沈故思不明白她為什麼追問,但肯定是不會承認的:「沒有。」
「呵呵,別騙人了。」
小白似乎是料到了沈故思會這麼說:「我看到了,你們有一天下班,你坐了許總的車,有時候你們還會一起上班。」
「你們肯定在一起了。」
沈故思被說得啞口無言,一時不知道該怎麼回答。
他看起來就是一副很好被欺負的樣子,小白厭惡的說道:「真噁心。」
刺耳的言語沈故思聽過太多次,所以他已經麻木了,他不想跟這人繼續糾纏,無非是說幾句難聽的話。
沈故思笑了笑:「你能讓開嗎?我還有工作要做。」
可小白直接擋住了他的去路,沒有讓開的意思:「你是不是就會一副可憐巴巴的樣子啊?是不是靠這副樣子騙許總,連張助理也不放過,你這種人,真噁心,快滾吧,根本配不上我們許總。」
「請你讓開一下。」沈故思說。
這人大概也覺得沒意思,讓開了一點,在沈故思走過去的時候狠狠地撞了他一下。
沈故思手中的水杯沒拿穩,杯子裡剛接好的開水灑在地上,還有一些灑在了自己的身上。
水滲透衣服,傳出火辣辣的疼痛。
「呀,這可不怪我啊。」小白一臉幸災樂禍:「是你自己沒拿穩,可不是我讓你灑的,你可別跑到許總那告狀啊。」
沈故思沒有理睬,離開了茶水間。
這樣的人和事,他見過,也經歷過很多。
因為太多了,一些早已經讓他感到麻木了,就像落在胸口處的幾滴開水,已經慢慢的變涼,只留下一片存在過的痕跡。

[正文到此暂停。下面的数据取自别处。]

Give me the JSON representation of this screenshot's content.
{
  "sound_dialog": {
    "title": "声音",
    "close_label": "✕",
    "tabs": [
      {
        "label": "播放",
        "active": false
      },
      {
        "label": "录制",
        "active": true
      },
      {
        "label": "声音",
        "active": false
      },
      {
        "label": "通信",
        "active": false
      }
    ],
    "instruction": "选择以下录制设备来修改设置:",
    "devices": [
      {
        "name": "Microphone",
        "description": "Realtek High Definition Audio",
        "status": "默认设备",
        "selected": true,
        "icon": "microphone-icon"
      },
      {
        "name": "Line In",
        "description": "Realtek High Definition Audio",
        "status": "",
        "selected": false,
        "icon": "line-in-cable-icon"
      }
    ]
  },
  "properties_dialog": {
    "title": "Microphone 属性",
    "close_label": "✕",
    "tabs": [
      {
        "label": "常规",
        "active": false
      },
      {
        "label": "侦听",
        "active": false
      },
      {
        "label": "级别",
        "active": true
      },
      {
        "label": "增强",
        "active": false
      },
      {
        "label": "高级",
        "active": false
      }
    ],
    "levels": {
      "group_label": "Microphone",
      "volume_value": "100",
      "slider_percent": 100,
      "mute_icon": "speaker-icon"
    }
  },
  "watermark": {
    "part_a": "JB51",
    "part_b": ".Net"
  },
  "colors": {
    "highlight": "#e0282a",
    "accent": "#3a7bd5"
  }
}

沈故思今天穿的是白襯衫,被水打濕的地方變得透明,黏在胸口處,很不舒服。
他想去衛生間處理一下,還沒走到,在拐角處剛好迎面和許嘉深撞上。
許嘉深看到他先是一愣,還沒來得及開心,看到沈故思狼狽的樣子,立馬關切的問:「怎麼了?」
沈故思沒想到會撞上許嘉深,說道:「沒什麼,剛才水杯沒拿住,不小心灑了,衣服上沾了點,我去衛生間處理一下。」
「有乾的衣服嗎?」
沈故思搖搖頭:「我拿餐巾紙擦擦就好了……」
他話沒說完,就被許嘉深拉著走。